The asthma checks are simply for the under-six cohort. We already have dedicated specialist nurses in place in certain primary care settings. I note to Senator Thomas Byrne that, as we all know, asthma is about control and management and we hope this will benefit children into the future. As such, this will naturally continue along in the process of the roll-out of the medical card to under-12s and under-18s. I am hopeful about that.

I heard recently on "Morning Ireland" something that comes up time and again, which is that we are giving medical cards to the children of wealthy people while sick children are not getting it. The number of discretionary medical cards has increased since January 2015 from 50,000 to more than 80,000. It is a better and more sensible and sensitive way of doing things. Any child in those circumstances who makes the right case to the PCRS will get a very good hearing. The discretionary element of the scheme is how it should be handled as no one wants to see a family with a child in distress having to go through the trauma of trying to get the services they need. That is one way of dealing with it.

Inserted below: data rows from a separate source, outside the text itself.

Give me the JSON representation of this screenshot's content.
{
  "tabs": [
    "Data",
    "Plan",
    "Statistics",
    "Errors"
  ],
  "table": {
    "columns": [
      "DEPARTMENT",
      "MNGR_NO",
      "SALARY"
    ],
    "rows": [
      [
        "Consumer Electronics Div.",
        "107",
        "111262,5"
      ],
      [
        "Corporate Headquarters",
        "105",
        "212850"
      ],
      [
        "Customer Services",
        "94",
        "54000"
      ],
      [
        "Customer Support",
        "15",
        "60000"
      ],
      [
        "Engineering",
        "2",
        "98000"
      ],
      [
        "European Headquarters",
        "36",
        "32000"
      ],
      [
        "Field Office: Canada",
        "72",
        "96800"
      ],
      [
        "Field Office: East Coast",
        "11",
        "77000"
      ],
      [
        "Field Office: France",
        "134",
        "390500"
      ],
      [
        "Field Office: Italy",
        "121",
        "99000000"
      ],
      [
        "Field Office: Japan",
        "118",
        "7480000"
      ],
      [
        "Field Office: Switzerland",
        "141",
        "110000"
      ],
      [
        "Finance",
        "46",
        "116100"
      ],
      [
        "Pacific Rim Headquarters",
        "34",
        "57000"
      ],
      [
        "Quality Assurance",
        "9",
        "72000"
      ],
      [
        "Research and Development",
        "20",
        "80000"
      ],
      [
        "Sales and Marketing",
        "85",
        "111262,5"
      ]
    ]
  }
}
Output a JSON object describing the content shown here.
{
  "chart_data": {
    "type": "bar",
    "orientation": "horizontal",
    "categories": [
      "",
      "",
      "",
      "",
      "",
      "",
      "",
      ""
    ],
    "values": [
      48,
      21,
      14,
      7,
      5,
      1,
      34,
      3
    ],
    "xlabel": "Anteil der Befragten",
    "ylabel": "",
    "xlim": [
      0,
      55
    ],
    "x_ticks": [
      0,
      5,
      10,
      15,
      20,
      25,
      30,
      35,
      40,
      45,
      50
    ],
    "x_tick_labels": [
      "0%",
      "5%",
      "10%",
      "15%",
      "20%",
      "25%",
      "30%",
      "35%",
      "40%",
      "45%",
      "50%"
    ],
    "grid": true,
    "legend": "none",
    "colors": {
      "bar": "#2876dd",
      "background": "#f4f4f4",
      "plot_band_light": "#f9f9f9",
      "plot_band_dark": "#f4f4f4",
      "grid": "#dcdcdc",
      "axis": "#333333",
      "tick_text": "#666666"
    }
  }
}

I have already noted that we are rolling out minor surgery at 20 sites nationally. If the project is seen to work, we will roll it out further. All of these things coming together should provide greater access to primary care at local level. At the end of the day, the last place most people want to be is in hospital unless there is no other alternative. We all want to be treated near our own homes and in the most appropriate setting possible.

I commend the Bill to the House. It is a good piece of work for the country and while it is a fulfilled promise and commitment of the Government, every politician should be able to take pride in it. It is something we will look back on and ask why we did not do this sooner.